What's missing from his comments about the case? You got it: any discussion, any mention at all, of the merits of the government's case. Nothing about Moussaoui's delusions of grandeur and the tenuous evidence that he knew anything at all. Nothing about the government's failure to show they would have prevented anything if they had all the information. There's nothing about any of that because to Henninger, the merits of the case are irrelevant. The important thing is vengeance. The important thing is killing somebody.
For quite awhile after September 11, we were a people united in the war on terror. By now we have let the adrenal pleasures of political fighting over the presidency dissipate the difficult emotions of staying united against a real enemy. The war in Iraq has contributed, but you can't lay it all off on Iraq. The ambiguity of the Moussaoui jury is a portent. See "United 93." It is very difficult. It should be. [emphasis added]
Which, of course, has it exactly backwards: hating the enemy is the real 'adrenal pleasure'; ambiguity, restraint, holding ourselves (and the government that represents us) accountable--those are the really difficult things.

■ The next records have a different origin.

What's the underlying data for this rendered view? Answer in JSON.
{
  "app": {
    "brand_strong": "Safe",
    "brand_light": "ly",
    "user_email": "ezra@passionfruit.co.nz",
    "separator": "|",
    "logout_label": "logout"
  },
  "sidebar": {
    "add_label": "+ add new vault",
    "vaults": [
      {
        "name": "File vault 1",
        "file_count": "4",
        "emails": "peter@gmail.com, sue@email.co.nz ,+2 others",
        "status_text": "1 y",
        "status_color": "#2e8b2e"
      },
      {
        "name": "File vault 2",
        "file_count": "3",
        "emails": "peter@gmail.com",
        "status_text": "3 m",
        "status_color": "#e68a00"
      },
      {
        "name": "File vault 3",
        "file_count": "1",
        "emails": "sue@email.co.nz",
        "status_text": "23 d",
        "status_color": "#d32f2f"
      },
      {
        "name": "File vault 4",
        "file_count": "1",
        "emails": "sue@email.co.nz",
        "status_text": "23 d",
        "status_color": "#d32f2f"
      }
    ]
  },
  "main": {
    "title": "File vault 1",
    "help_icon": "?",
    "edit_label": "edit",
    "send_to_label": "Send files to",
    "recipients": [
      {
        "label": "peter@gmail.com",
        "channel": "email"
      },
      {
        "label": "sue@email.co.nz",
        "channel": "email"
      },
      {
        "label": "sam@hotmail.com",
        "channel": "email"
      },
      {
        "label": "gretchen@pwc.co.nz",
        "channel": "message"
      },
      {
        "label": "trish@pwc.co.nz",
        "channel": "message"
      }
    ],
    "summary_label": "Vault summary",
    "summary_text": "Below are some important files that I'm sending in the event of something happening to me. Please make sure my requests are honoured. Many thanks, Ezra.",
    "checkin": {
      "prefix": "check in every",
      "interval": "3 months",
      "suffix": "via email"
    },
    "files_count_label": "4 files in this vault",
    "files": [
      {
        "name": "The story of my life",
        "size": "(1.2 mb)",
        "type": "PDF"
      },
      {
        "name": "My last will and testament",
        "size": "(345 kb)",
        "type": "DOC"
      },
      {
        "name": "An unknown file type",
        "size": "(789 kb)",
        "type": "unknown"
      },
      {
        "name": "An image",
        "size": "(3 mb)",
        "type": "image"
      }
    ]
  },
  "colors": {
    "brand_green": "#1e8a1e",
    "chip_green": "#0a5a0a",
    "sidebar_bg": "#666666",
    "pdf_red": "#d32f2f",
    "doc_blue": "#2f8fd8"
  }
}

And this completes Henninger's absolute inversion of morality. Lynching is justice, due process is injustice. Hysterical hatred is laudable, rational consideration is lamentable. Succumbing to bloodlust is civilized, restraint is barbaric. The law should bend to the emotions of the moment, not act as a check against their excesses.

It's the whole post-9/11 mentality in a nutshell. People like Henninger so loved the rush of being under attack that they have done everything possible to prolong it; they turned off their critical faculties at the time and it felt so good they never bothered to turn them on again. That's why they find it so threatening to see rationality return to America.

Update: No More Mr. Nice Blog points out that while they may not have watched the movie before deliberating, the jurors did listen to the tapes. In other words, Henninger is even dumber than I gave him discredit for.